Se prendiamo il numero 8 e lo ruotiamo di circa 90°, otteniamo il simbolo dell' infinito. Infinito, come la figura calcistica di chi ha scritto la storia recente di un club. Non è semplice capire questo in Italia, non perché in Inghilterra ci sia un calcio più bello e spettacolare, ma per le singole storie che si nascondono dietro i petroldollari e un sentimento per quel vecchio pallone rattoppato che ormai difficilmente rotola sui campi di periferia.
Essere un giocatore in Inghilterra significa tanto, soprattutto sulle sponde di un fiume come il Merseyside, che divide non solo una città, ma regala due spaccati di vita.
Un credo calcistico che accomuna e allo stesso tempo divide, una o più storie di una comunità di persone che si è aggrappata spesso al calcio come ancora ancora di salvezza.
Il mito del numero 8, l' addio al calcio di Gerrard
L' addio al calcio di Gerrard è stato mitizzato e demonizzato in queste ore: facile farlo quando non si ha la costanza di veder giocare una squadra più e più volte, ancor più facile farlo per il sentito dire.
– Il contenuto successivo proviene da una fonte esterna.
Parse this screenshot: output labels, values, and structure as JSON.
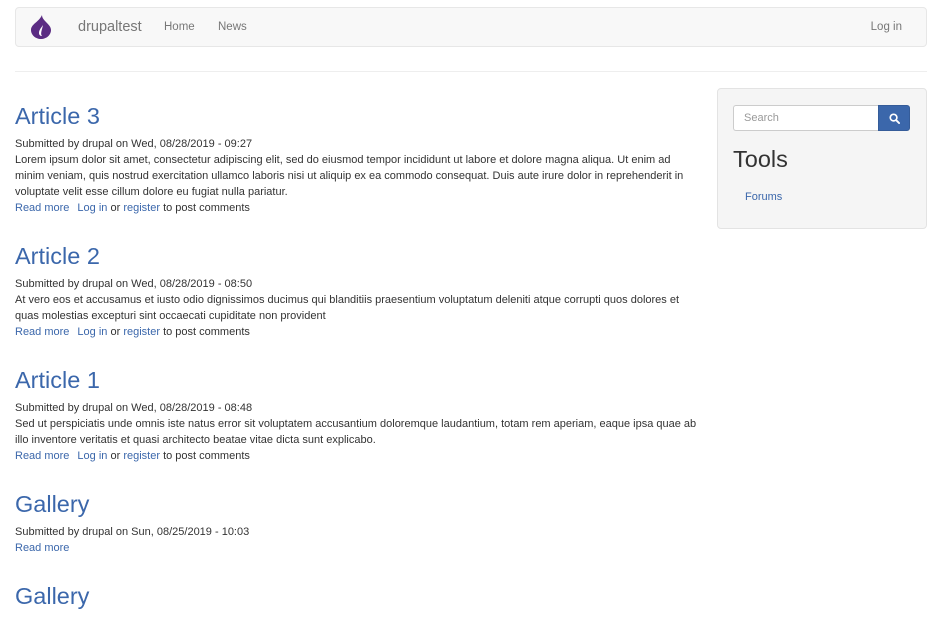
{
  "navbar": {
    "brand": "drupaltest",
    "home_label": "Home",
    "news_label": "News",
    "login_label": "Log in"
  },
  "articles": [
    {
      "title": "Article 3",
      "submitted": "Submitted by drupal on Wed, 08/28/2019 - 09:27",
      "body": "Lorem ipsum dolor sit amet, consectetur adipiscing elit, sed do eiusmod tempor incididunt ut labore et dolore magna aliqua. Ut enim ad minim veniam, quis nostrud exercitation ullamco laboris nisi ut aliquip ex ea commodo consequat. Duis aute irure dolor in reprehenderit in voluptate velit esse cillum dolore eu fugiat nulla pariatur.",
      "read_more": "Read more",
      "login": "Log in",
      "or": "or",
      "register": "register",
      "post_comments": "to post comments"
    },
    {
      "title": "Article 2",
      "submitted": "Submitted by drupal on Wed, 08/28/2019 - 08:50",
      "body": "At vero eos et accusamus et iusto odio dignissimos ducimus qui blanditiis praesentium voluptatum deleniti atque corrupti quos dolores et quas molestias excepturi sint occaecati cupiditate non provident",
      "read_more": "Read more",
      "login": "Log in",
      "or": "or",
      "register": "register",
      "post_comments": "to post comments"
    },
    {
      "title": "Article 1",
      "submitted": "Submitted by drupal on Wed, 08/28/2019 - 08:48",
      "body": "Sed ut perspiciatis unde omnis iste natus error sit voluptatem accusantium doloremque laudantium, totam rem aperiam, eaque ipsa quae ab illo inventore veritatis et quasi architecto beatae vitae dicta sunt explicabo.",
      "read_more": "Read more",
      "login": "Log in",
      "or": "or",
      "register": "register",
      "post_comments": "to post comments"
    },
    {
      "title": "Gallery",
      "submitted": "Submitted by drupal on Sun, 08/25/2019 - 10:03",
      "read_more": "Read more"
    },
    {
      "title": "Gallery"
    }
  ],
  "sidebar": {
    "search_placeholder": "Search",
    "search_icon": "search-icon",
    "tools_title": "Tools",
    "forums_label": "Forums"
  },
  "colors": {
    "link": "#3b67ab",
    "navbar_bg": "#f8f8f8",
    "text": "#333333",
    "muted": "#777777",
    "logo": "#5b2c83"
  }
}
Ma qua le imprese calcistiche non c'entrano. Esiste un filo rosso che lega il mignolo sinistro di Stevie G. a quello di qualsiasi personaggio che almeno una volta ha varcato i cancelli di Anfield.
Non per la storia personale, non per quello che il numero 8 ha fatto o meno nella sua carriera.
Sembrerà strano mitizzare così un calciatore, ma da quelle parti la vita non è semplice. Ovvio, non siamo alle condizioni di estrema povertà, ma proprio il limbo in cui ricade Liverpool crea una condizione di disagio difficilmente descrivibile. Ultimamente le cose sono cambiate, ma quando vieni accostato ad atti di violenza anche quando non vengono compiuti da te e la tua banda, quando la tua vita fondamentalmente non ti piace e non viene resa facile dal posto in cui nasci, vivi e muori, ti affidi ad uno dei pochi che ce l'ha fatta, che magari è riuscito in cui tu hai fallito.
Steven Gerrard non è un mito da quelle parti per le coppe che ha alzato, ma per come ha interpretato il calcio, per come ha guardato i suoi in una finale che sembrava persa. Perché anche quando la tua vita fa schifo, anche quando hai qualsiasi tipo di divinità contro, nulla è perduto. Puoi ancora sognare e puoi farlo ancora in grande.
A volte l'impossibile diventa realtà, a volte no. Ma non importa, perché anche le lacrime di dolore scivolano via dalle guance.
Se un giorno mio figlio (o mia figlia, perché no) mi chiederà chi fosse Steven Gerrard, probabilmente prenderò un foglio e disegnerò un numero, l'8 ovviamente. Poi lo capovolgerò e gli spiegherò il significato del simbolo infinito. Un collegamento che non puoi dissolvere nel nulla, nemmeno quando scivoli via e distruggi le speranze di vittoria di un popolo intero. Nemmeno quando ti senti morire dentro per quell'errore e vorresti sparire dal mondo, perché sai che hai combinato un casino. Perché se commetti un errore madornale e regali praticamente il titolo ai tuoi avversari e anziché piangere, abbatterti o nelle peggiore delle ipotesi uscire dal campo e non rientrarci mai più, tu consoli un popolo intero, chiedendo silenziosamente scusa, tu non sei un capitano e nemmeno un uomo.
Tu sei infinito. Come quell' otto capovolto.
E se per caso la seconda domanda dovesse essere "Perché non ha pianto il giorno della sua ultima partita ad Anfield?", io cercherò di spiegargli che a volte le emozioni si nascondono, anche in un posto che respira emozioni, che parla solo con un coro grande cinquantamila voci. Perché un vero papà, anche se sta morendo dentro, anche se non riesce ad andare avanti, ha il sacrosanto dovere di prendere in braccio i propri bambini e dire "Hey, va tutto bene. Non camminerete mai soli".
Thank you, Stevie G. You'll never walk alone.